Así también Pablo, después de afirmar la santificación de los tesalonicenses, ora para que puedan ser santificados por completo, lo que sería un absurdo si esto se lograra cuando el Espíritu los santifique por primera vez. “El mismo Dios de paz os santifica totalmente; y ruego a Dios que todo tu espíritu, alma y cuerpo sean preservados sin culpa hasta la venida de nuestro Señor Jesucristo. Fiel es el que os llama, que también lo hará” (1 Tesalonicenses 5:23-24). No hay lugar a dudas sobre el resultado final. La santificación es obra de Dios; y “Sé que, todo lo que Dios haga, será para siempre” (Eclesiastés 3:14). “El que ha comenzado una buena obra en vosotros, la llevará a cabo hasta el día de Jesucristo” (Filipenses 1:6).
Cuando se le pide la escritura en cuanto al término “la segunda bendición”, el perfeccionista generalmente se referirá a 2 Corintios 1:15. Allí Pablo escribe a los corintios (quienes, como se declaró varias veces en su primera epístola, fueron santificados), y dice: “En esta confianza estaba dispuesto a venir a vosotros antes, para que tuvierais un segundo beneficio”. El margen dice: “una segunda bendición”. De esta simple expresión, se ha deducido un sistema asombroso. Se enseña que, como resultado de la primera visita de Pablo a Corinto, muchos habían sido justificados. Pero como la mente carnal permaneció en ellos, lo manifestaron de varias maneras, por lo que él los reprende en su primera carta.
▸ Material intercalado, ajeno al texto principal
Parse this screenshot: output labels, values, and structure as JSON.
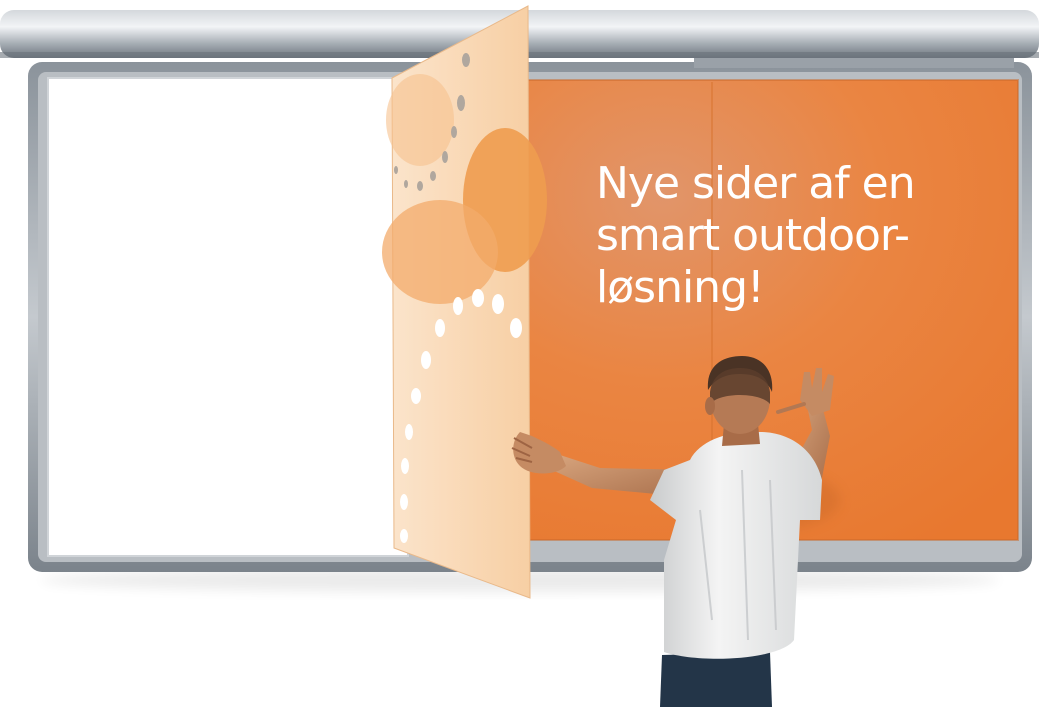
{
  "headline": {
    "line1": "Nye sider af en",
    "line2": "smart outdoor-",
    "line3": "løsning!"
  },
  "colors": {
    "accent_orange": "#ec8035",
    "frame_silver": "#9ca3aa",
    "panel_peach": "#f9d9b6",
    "page_white": "#ffffff",
    "shirt_white": "#f2f2f2",
    "jeans_blue": "#223447"
  },
  "icons": {
    "rail": "aluminium-rail",
    "figure": "man-turning-page"
  }
}
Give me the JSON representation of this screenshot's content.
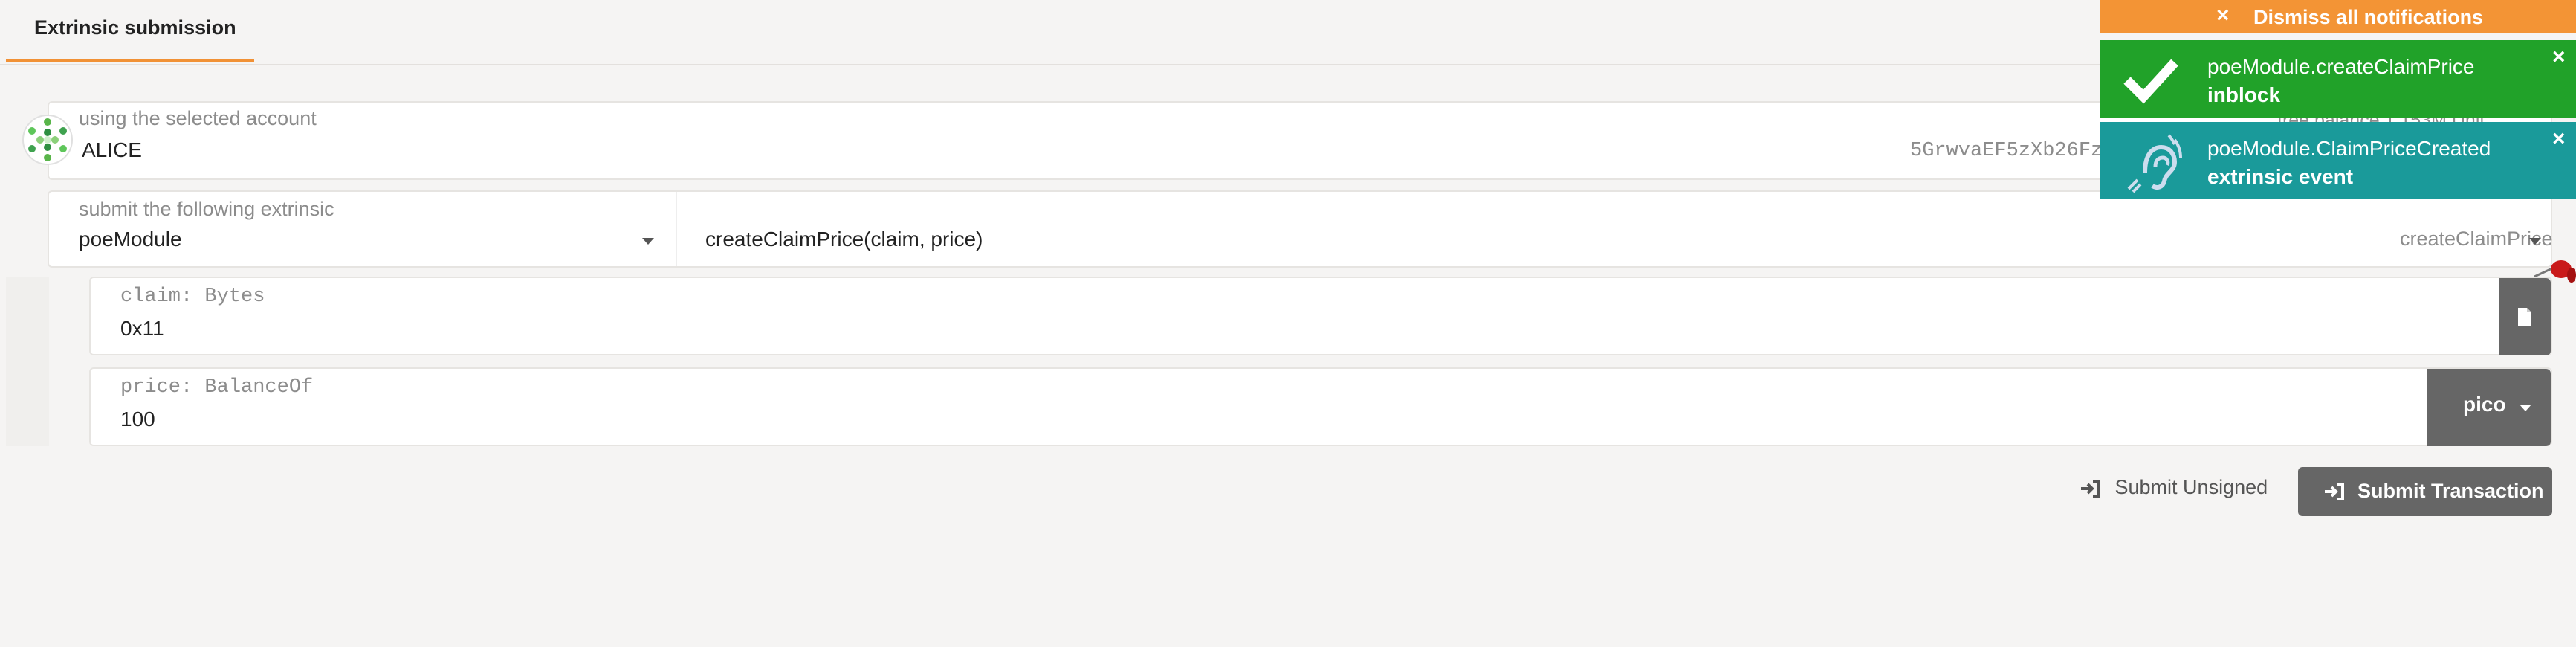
{
  "tabs": [
    {
      "label": "Extrinsic submission"
    }
  ],
  "account": {
    "label": "using the selected account",
    "name": "ALICE",
    "address": "5GrwvaEF5zXb26Fz",
    "free_balance": "free balance 1.153M Unit"
  },
  "extrinsic": {
    "label": "submit the following extrinsic",
    "module": "poeModule",
    "call_signature": "createClaimPrice(claim, price)",
    "call_selected": "createClaimPrice"
  },
  "params": [
    {
      "label": "claim: Bytes",
      "value": "0x11"
    },
    {
      "label": "price: BalanceOf",
      "value": "100",
      "unit": "pico"
    }
  ],
  "actions": {
    "submit_unsigned": "Submit Unsigned",
    "submit_transaction": "Submit Transaction"
  },
  "notifications": {
    "dismiss_all": "Dismiss all notifications",
    "items": [
      {
        "title": "poeModule.createClaimPrice",
        "status": "inblock",
        "color": "#21a229",
        "icon": "check-icon"
      },
      {
        "title": "poeModule.ClaimPriceCreated",
        "status": "extrinsic event",
        "color": "#1a9a9a",
        "icon": "assistive-listening-icon"
      }
    ]
  },
  "colors": {
    "accent": "#f19135",
    "button": "#666666",
    "background": "#f5f4f3"
  }
}
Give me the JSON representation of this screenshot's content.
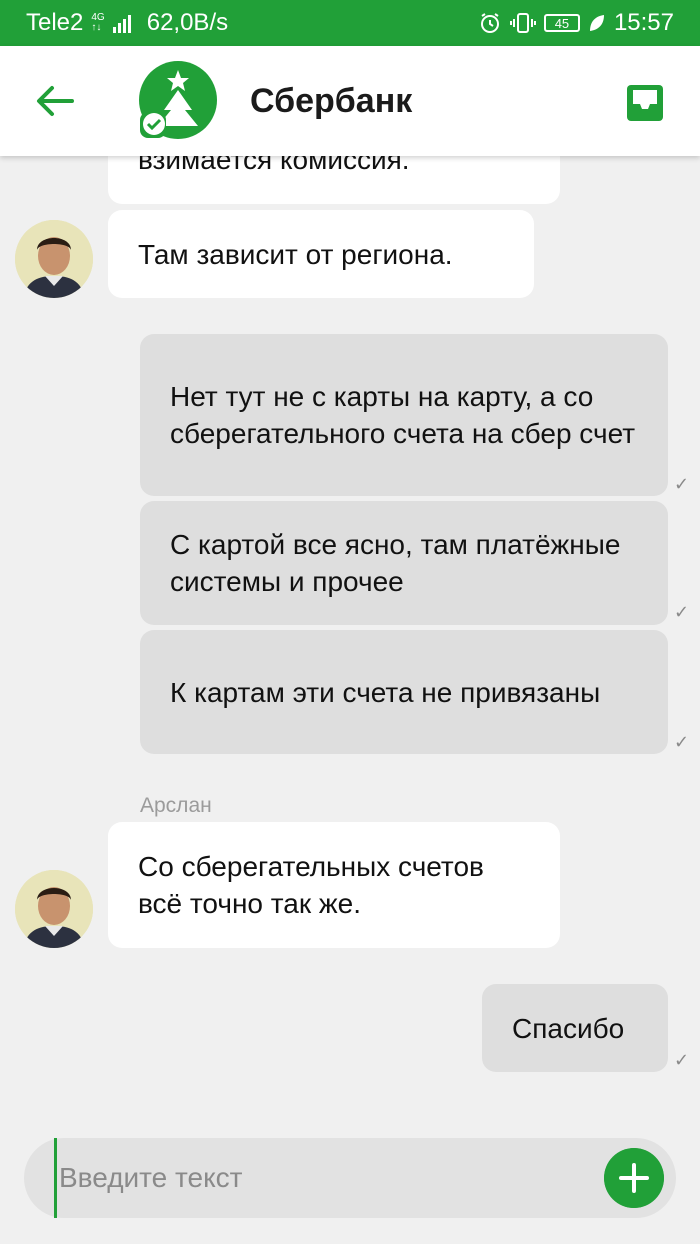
{
  "status_bar": {
    "carrier": "Tele2",
    "network": "4G",
    "speed": "62,0B/s",
    "battery": "45",
    "time": "15:57"
  },
  "header": {
    "title": "Сбербанк"
  },
  "messages": [
    {
      "direction": "in",
      "text": "взимается комиссия."
    },
    {
      "direction": "in",
      "text": "Там зависит от региона."
    },
    {
      "direction": "out",
      "text": "Нет тут не с карты на карту, а со сберегательного счета на сбер счет"
    },
    {
      "direction": "out",
      "text": "С картой все ясно, там платёжные системы и прочее"
    },
    {
      "direction": "out",
      "text": "К картам эти счета не привязаны"
    },
    {
      "direction": "in",
      "sender": "Арслан",
      "text": "Со сберегательных счетов всё точно так же."
    },
    {
      "direction": "out",
      "text": "Спасибо"
    }
  ],
  "input": {
    "placeholder": "Введите текст"
  },
  "colors": {
    "brand_green": "#21a038",
    "incoming_bubble": "#ffffff",
    "outgoing_bubble": "#dedede",
    "background": "#f0f0f0"
  },
  "icons": [
    "back-arrow-icon",
    "sberbank-logo",
    "inbox-icon",
    "read-check-icon",
    "plus-icon",
    "alarm-icon",
    "vibrate-icon",
    "leaf-icon",
    "signal-icon"
  ]
}
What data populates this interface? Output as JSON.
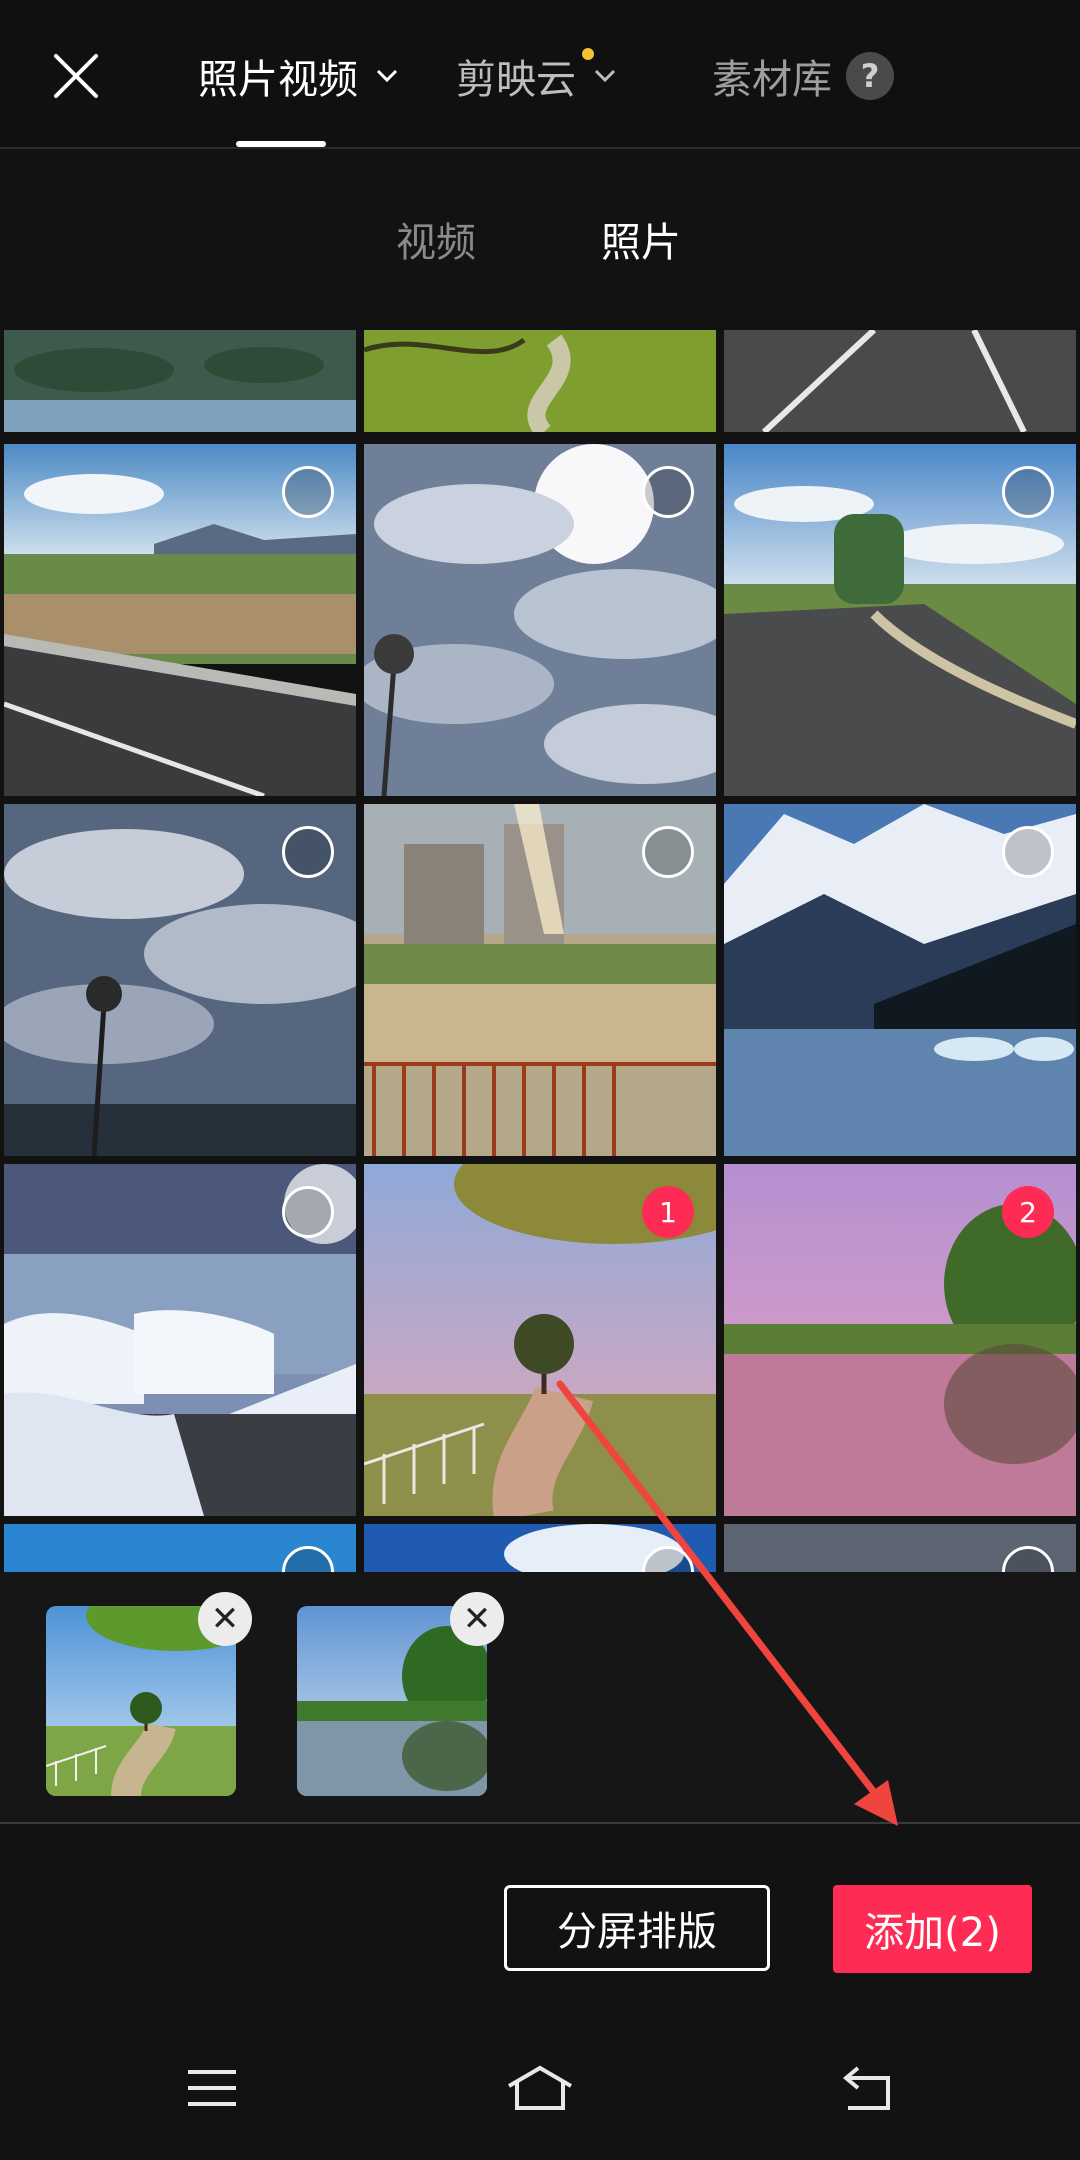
{
  "header": {
    "tabs": [
      {
        "label": "照片视频"
      },
      {
        "label": "剪映云"
      },
      {
        "label": "素材库"
      }
    ],
    "help_label": "?"
  },
  "subtabs": {
    "video": "视频",
    "photo": "照片"
  },
  "grid": {
    "selected": [
      {
        "index": 1
      },
      {
        "index": 2
      }
    ],
    "selected_numbers": [
      "1",
      "2"
    ]
  },
  "tray": {
    "remove_label": "✕"
  },
  "actions": {
    "split_label": "分屏排版",
    "add_label": "添加(2)"
  },
  "colors": {
    "accent": "#fe2c55",
    "notification_dot": "#f4c531",
    "background": "#121212"
  }
}
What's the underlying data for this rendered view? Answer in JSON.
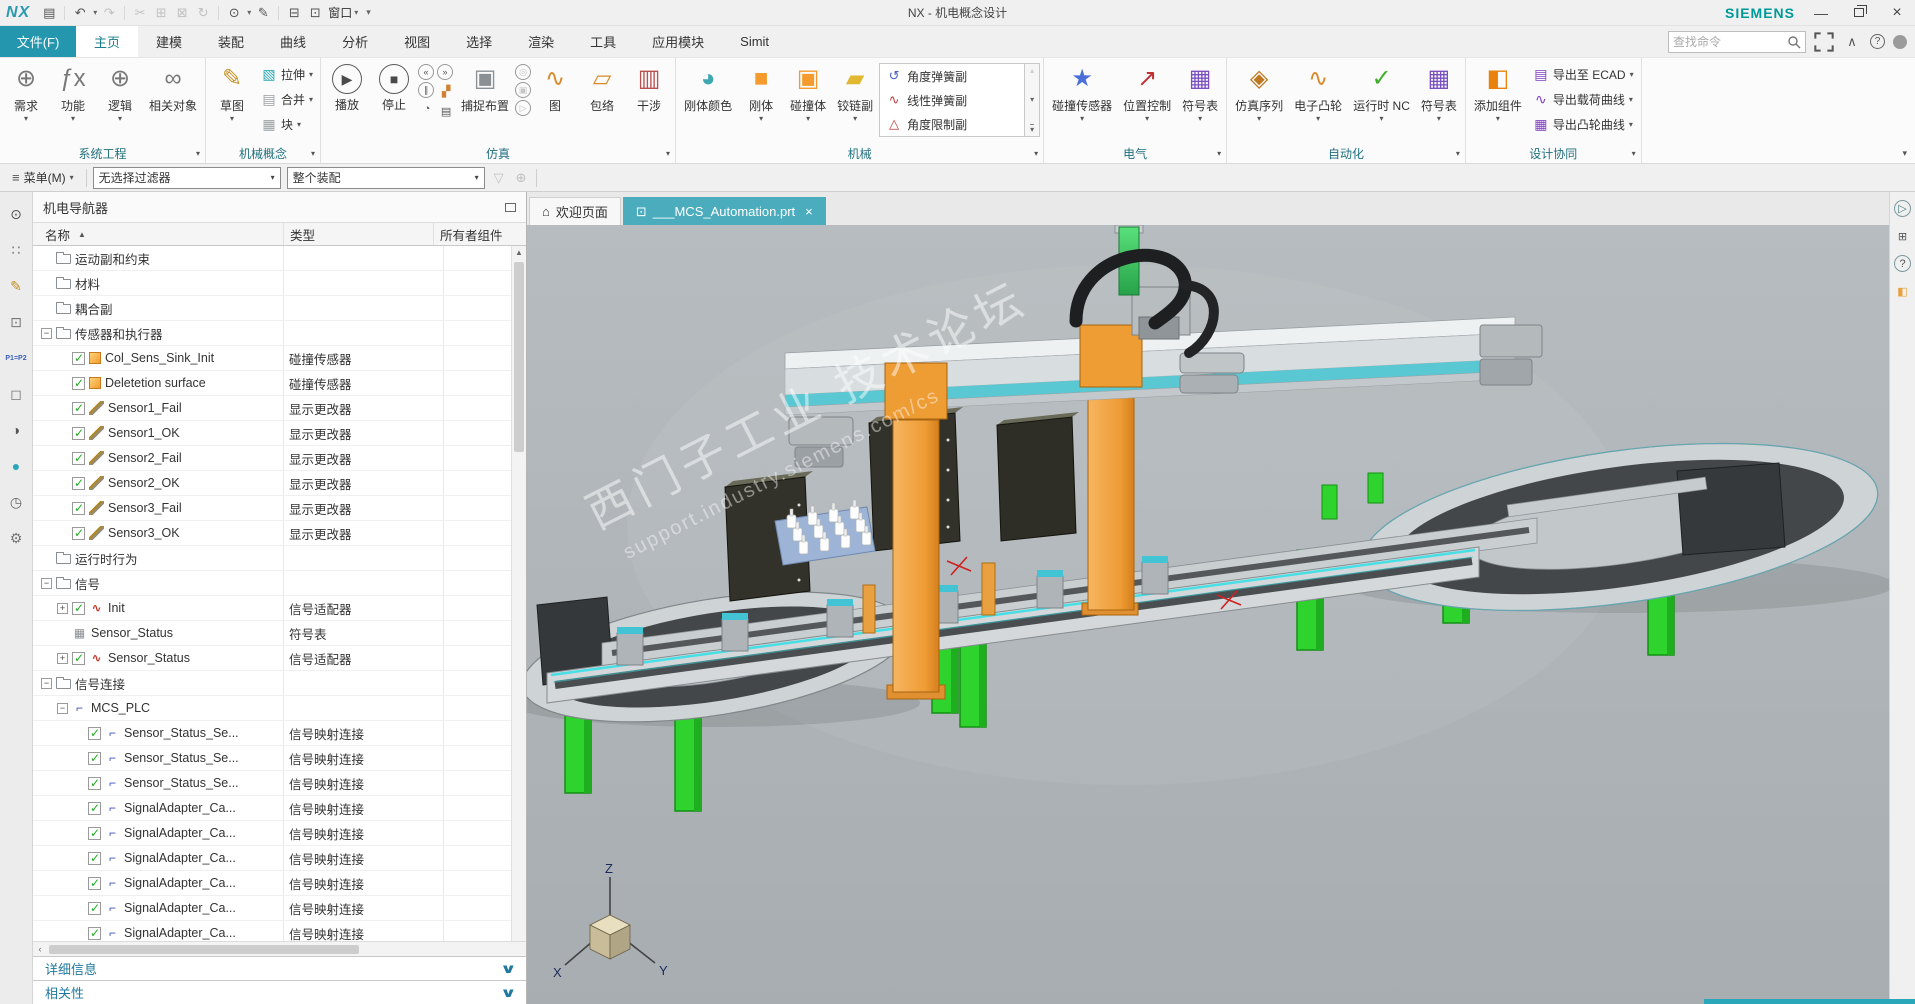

Ahora anhela llegar a ellos de nuevo, esta vez no tanto para predicar el evangelio como para tener algunas “reuniones de santidad”, ¡y santificarlos!
¡Una teoría ingeniosa seguramente! pero todo cae al suelo cuando el estudiante de las Escrituras observa que los santos carnales de la primera epístola fueron santificados en Cristo Jesús (1 Corintios 1:2); habían recibido el Espíritu de Dios (1 Corintios 2:12); fueron habitados por ese Espíritu (1 Corintios 3:16); y, como ya hemos notado con cierta extensión, fueron “lavados ... santificado... justificados en el nombre del Señor Jesús, y por el Espíritu de nuestro Dios” (1 Corintios 6).
¿Cuál fue entonces la segunda bendición que Pablo deseaba para ellos? Para empezar, no fue la segunda bendición en absoluto, sino una segunda bendición. Habían sido bendecidos por su ministerio entre ellos en la primera ocasión, cuando aprendieron de sus labios y vieron manifestada en sus caminos la verdad de Dios. Como cualquier pastor de corazón sincero, anhela visitarlos nuevamente, una vez más para ministrar entre ellos, para que puedan recibir bendición o beneficio por segunda vez. ¿Qué podría ser más simple, si la mente no estuviera confundida por una enseñanza defectuosa, lo que lleva a uno a leer sus pensamientos en las Escrituras, en lugar de aprender de ellas?
Desde el momento de su conversión, los creyentes son “bendecidos con todas las bendiciones espirituales en lugares celestiales en Cristo”, y el Espíritu es dado para guiarnos al bien que ya es nuestro. “Todas las cosas son vuestras” fue escrito, no a personas perfectas en sus caminos, sino a los mismos corintios a quienes hemos estado considerando, y que antes recibieron, a través del apóstol Pablo, un segundo beneficio.